Plus loin, au km 72,515, on peut prendre un détour vers l’église San Salvador de Vilar de Donas. Cet ancien monastère, lié à l’Ordre de Santiago, se trouve hors du Chemin et nécessite un détour d’environ 5 kilomètres aller-retour. L’édifice est généralement ouvert avec un bénévole.
De retour sur le Chemin, à Lestedo, au km 71,985, se trouve l’église paroissiale Santiago de Lestedo. L’étape se termine à Palas de Rei, où l’église paroissiale San Tirso se trouve au bord du Chemin, à l’entrée de la localité, et propose généralement une messe quotidienne.

Église San Tirso de Palas de Rei
Étape 3 : Palas de Rei – Arzúa
Cette étape traverse des forêts, des villages traditionnels et certains des meilleurs exemples d’églises romanes du Camino Francés, avec Melide comme l’un des points les plus remarquables. En avançant depuis Palas de Rei, à San Julián del Camino, au km 63,830, se trouve l’église San Julián del Camino, généralement ouverte le matin et avec des bénévoles pour tamponner la crédencial.
Nous poursuivons jusqu’à Leboreiro, au km 58,245, où se distingue l’église Santa María de Leboreiro, connue pour ses intéressantes fresques intérieures. Dans cette zone se trouvait également un ancien hôpital de pèlerins.
Peu avant d’arriver à Melide, à Furelos, aux alentours du km 54,139, se trouvent le magnifique pont de Furelos et l’église San Juan de Furelos. Elle est parfois ouverte et se distingue par son retable avec un Christ crucifié dont un bras est détaché, semblant tendre la main au pèlerin.

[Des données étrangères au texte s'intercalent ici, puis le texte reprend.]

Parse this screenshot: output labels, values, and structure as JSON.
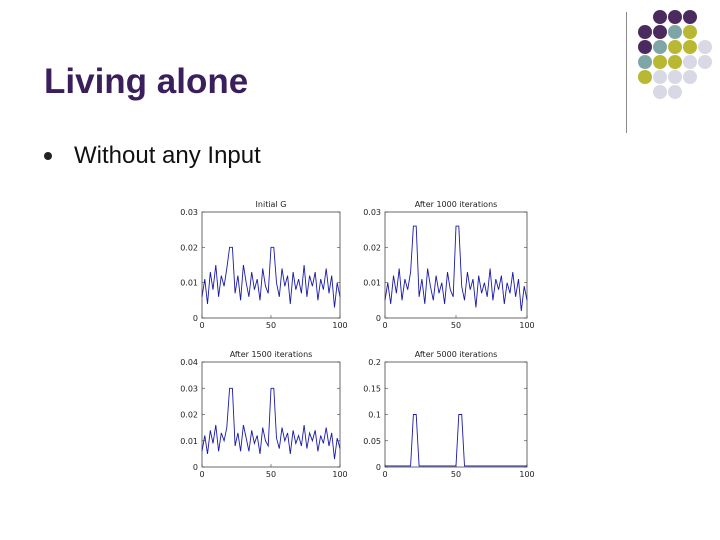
{
  "slide": {
    "title": "Living alone",
    "bullets": [
      {
        "text": "Without any Input"
      }
    ]
  },
  "decoration": {
    "colors": {
      "purple": "#4b2a5f",
      "teal": "#7fa6a6",
      "olive": "#b8b832",
      "lavender": "#d9d9e6"
    },
    "dot_grid": [
      [
        "",
        "purple",
        "purple",
        "purple",
        ""
      ],
      [
        "purple",
        "purple",
        "teal",
        "olive",
        ""
      ],
      [
        "purple",
        "teal",
        "olive",
        "olive",
        "lavender"
      ],
      [
        "teal",
        "olive",
        "olive",
        "lavender",
        "lavender"
      ],
      [
        "olive",
        "lavender",
        "lavender",
        "lavender",
        ""
      ],
      [
        "",
        "lavender",
        "lavender",
        "",
        ""
      ]
    ]
  },
  "chart_data": [
    {
      "type": "line",
      "title": "Initial G",
      "xlim": [
        0,
        100
      ],
      "ylim": [
        0,
        0.03
      ],
      "xticks": [
        "0",
        "50",
        "100"
      ],
      "yticks": [
        "0",
        "0.01",
        "0.02",
        "0.03"
      ],
      "series_color": "#1a1aa8",
      "x": [
        0,
        2,
        4,
        6,
        8,
        10,
        12,
        14,
        16,
        18,
        20,
        22,
        24,
        26,
        28,
        30,
        32,
        34,
        36,
        38,
        40,
        42,
        44,
        46,
        48,
        50,
        52,
        54,
        56,
        58,
        60,
        62,
        64,
        66,
        68,
        70,
        72,
        74,
        76,
        78,
        80,
        82,
        84,
        86,
        88,
        90,
        92,
        94,
        96,
        98,
        100
      ],
      "values": [
        0.006,
        0.011,
        0.004,
        0.013,
        0.008,
        0.015,
        0.006,
        0.012,
        0.009,
        0.014,
        0.02,
        0.02,
        0.007,
        0.012,
        0.005,
        0.015,
        0.01,
        0.006,
        0.013,
        0.008,
        0.011,
        0.005,
        0.014,
        0.009,
        0.007,
        0.02,
        0.02,
        0.01,
        0.006,
        0.014,
        0.009,
        0.012,
        0.004,
        0.013,
        0.008,
        0.011,
        0.007,
        0.015,
        0.006,
        0.012,
        0.009,
        0.013,
        0.005,
        0.011,
        0.008,
        0.014,
        0.007,
        0.012,
        0.003,
        0.01,
        0.006
      ]
    },
    {
      "type": "line",
      "title": "After 1000 iterations",
      "xlim": [
        0,
        100
      ],
      "ylim": [
        0,
        0.03
      ],
      "xticks": [
        "0",
        "50",
        "100"
      ],
      "yticks": [
        "0",
        "0.01",
        "0.02",
        "0.03"
      ],
      "series_color": "#1a1aa8",
      "x": [
        0,
        2,
        4,
        6,
        8,
        10,
        12,
        14,
        16,
        18,
        20,
        22,
        24,
        26,
        28,
        30,
        32,
        34,
        36,
        38,
        40,
        42,
        44,
        46,
        48,
        50,
        52,
        54,
        56,
        58,
        60,
        62,
        64,
        66,
        68,
        70,
        72,
        74,
        76,
        78,
        80,
        82,
        84,
        86,
        88,
        90,
        92,
        94,
        96,
        98,
        100
      ],
      "values": [
        0.005,
        0.01,
        0.004,
        0.012,
        0.007,
        0.014,
        0.005,
        0.011,
        0.008,
        0.013,
        0.026,
        0.026,
        0.006,
        0.011,
        0.004,
        0.014,
        0.009,
        0.005,
        0.012,
        0.007,
        0.01,
        0.004,
        0.013,
        0.008,
        0.006,
        0.026,
        0.026,
        0.009,
        0.005,
        0.013,
        0.008,
        0.011,
        0.003,
        0.012,
        0.007,
        0.01,
        0.006,
        0.014,
        0.005,
        0.011,
        0.008,
        0.012,
        0.004,
        0.01,
        0.007,
        0.013,
        0.006,
        0.011,
        0.002,
        0.009,
        0.005
      ]
    },
    {
      "type": "line",
      "title": "After 1500 iterations",
      "xlim": [
        0,
        100
      ],
      "ylim": [
        0,
        0.04
      ],
      "xticks": [
        "0",
        "50",
        "100"
      ],
      "yticks": [
        "0",
        "0.01",
        "0.02",
        "0.03",
        "0.04"
      ],
      "series_color": "#1a1aa8",
      "x": [
        0,
        2,
        4,
        6,
        8,
        10,
        12,
        14,
        16,
        18,
        20,
        22,
        24,
        26,
        28,
        30,
        32,
        34,
        36,
        38,
        40,
        42,
        44,
        46,
        48,
        50,
        52,
        54,
        56,
        58,
        60,
        62,
        64,
        66,
        68,
        70,
        72,
        74,
        76,
        78,
        80,
        82,
        84,
        86,
        88,
        90,
        92,
        94,
        96,
        98,
        100
      ],
      "values": [
        0.006,
        0.012,
        0.005,
        0.014,
        0.009,
        0.016,
        0.006,
        0.013,
        0.01,
        0.015,
        0.03,
        0.03,
        0.008,
        0.013,
        0.006,
        0.016,
        0.011,
        0.006,
        0.014,
        0.009,
        0.012,
        0.005,
        0.015,
        0.01,
        0.008,
        0.03,
        0.03,
        0.011,
        0.007,
        0.015,
        0.01,
        0.013,
        0.005,
        0.014,
        0.009,
        0.012,
        0.008,
        0.016,
        0.007,
        0.013,
        0.01,
        0.014,
        0.006,
        0.012,
        0.009,
        0.015,
        0.008,
        0.013,
        0.003,
        0.011,
        0.007
      ]
    },
    {
      "type": "line",
      "title": "After 5000 iterations",
      "xlim": [
        0,
        100
      ],
      "ylim": [
        0,
        0.2
      ],
      "xticks": [
        "0",
        "50",
        "100"
      ],
      "yticks": [
        "0",
        "0.05",
        "0.1",
        "0.15",
        "0.2"
      ],
      "series_color": "#1a1aa8",
      "x": [
        0,
        5,
        10,
        15,
        18,
        20,
        22,
        24,
        26,
        30,
        35,
        40,
        45,
        50,
        52,
        54,
        56,
        60,
        65,
        70,
        75,
        80,
        85,
        90,
        95,
        100
      ],
      "values": [
        0.002,
        0.002,
        0.002,
        0.002,
        0.002,
        0.1,
        0.1,
        0.002,
        0.002,
        0.002,
        0.002,
        0.002,
        0.002,
        0.002,
        0.1,
        0.1,
        0.002,
        0.002,
        0.002,
        0.002,
        0.002,
        0.002,
        0.002,
        0.002,
        0.002,
        0.002
      ]
    }
  ]
}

Pèlerin arrivant au pont de Furelos
Nous entrons à Melide, au km 52,726, où l’arôme de poulpe de la pulpería A Garnacha invite à s’arrêter pour déguster cette spécialité galicienne, dont Melide est l’un des hauts lieux. Dans le centre historique, on peut visiter la chapelle de San Roque, l’église de San Pedro de Melide et la chapelle de San Antón, toutes très liées à l’histoire jacquaire de la localité. À la sortie de Melide, nous trouvons d’abord la chapelle du Carmen, au km 52,258, puis quelques mètres plus loin l’église de Santa María de Melide, au km 51,562, généralement tenue par un bénévole.
Nous continuons jusqu’à Boente, au km 46,701, où se trouve l’église de Santiago de Boente. L’étape se termine à Arzúa, capitale du fromage A.O. Arzúa-Ulloa, vers le km 38, où se distinguent l’église de Santiago de Arzúa et la chapelle de la Magdalena.
Étape 4 : Arzúa – O Pedrouzo
À la sortie d’Arzúa, vers le km 38,25, se trouve la communauté de sœurs guanelliennes, située au bord du Chemin. Elles proposent généralement un tampon, des fruits et de l’eau aux pèlerins. En poursuivant l’étape, plusieurs plaques commémoratives en mémoire de pèlerins décédés apparaissent : par exemple, avant le km 37,397 se trouve la plaque dédiée au prêtre Ramón Pazos Seaje, décédé alors qu’il parcourait le Chemin.
À Preguntoño, au km 36,399, se trouve le sanctuaire de San Paio, situé hors du Chemin et quelque peu caché, ce qui le rend facile à manquer. Plus loin, nous arrivons à Santa Irene : au km 22,745, il existe un détour vers le chemin complémentaire, où se trouvent la fontaine de Santa Irene et l’ermitage de Santa Irene, habituellement fermé.
L’étape se termine à O Pedrouzo, vers le km 20,145. On y trouve la paroisse Santa Eulalia de Arca, connue pour son abside en forme de coquille Saint-Jacques. Elle est prise en charge par la communauté des guanelliens italiens et la figure du père Fabio y est particulièrement remarquable : il célèbre la messe et propose souvent une catéchèse préalable aux pèlerins.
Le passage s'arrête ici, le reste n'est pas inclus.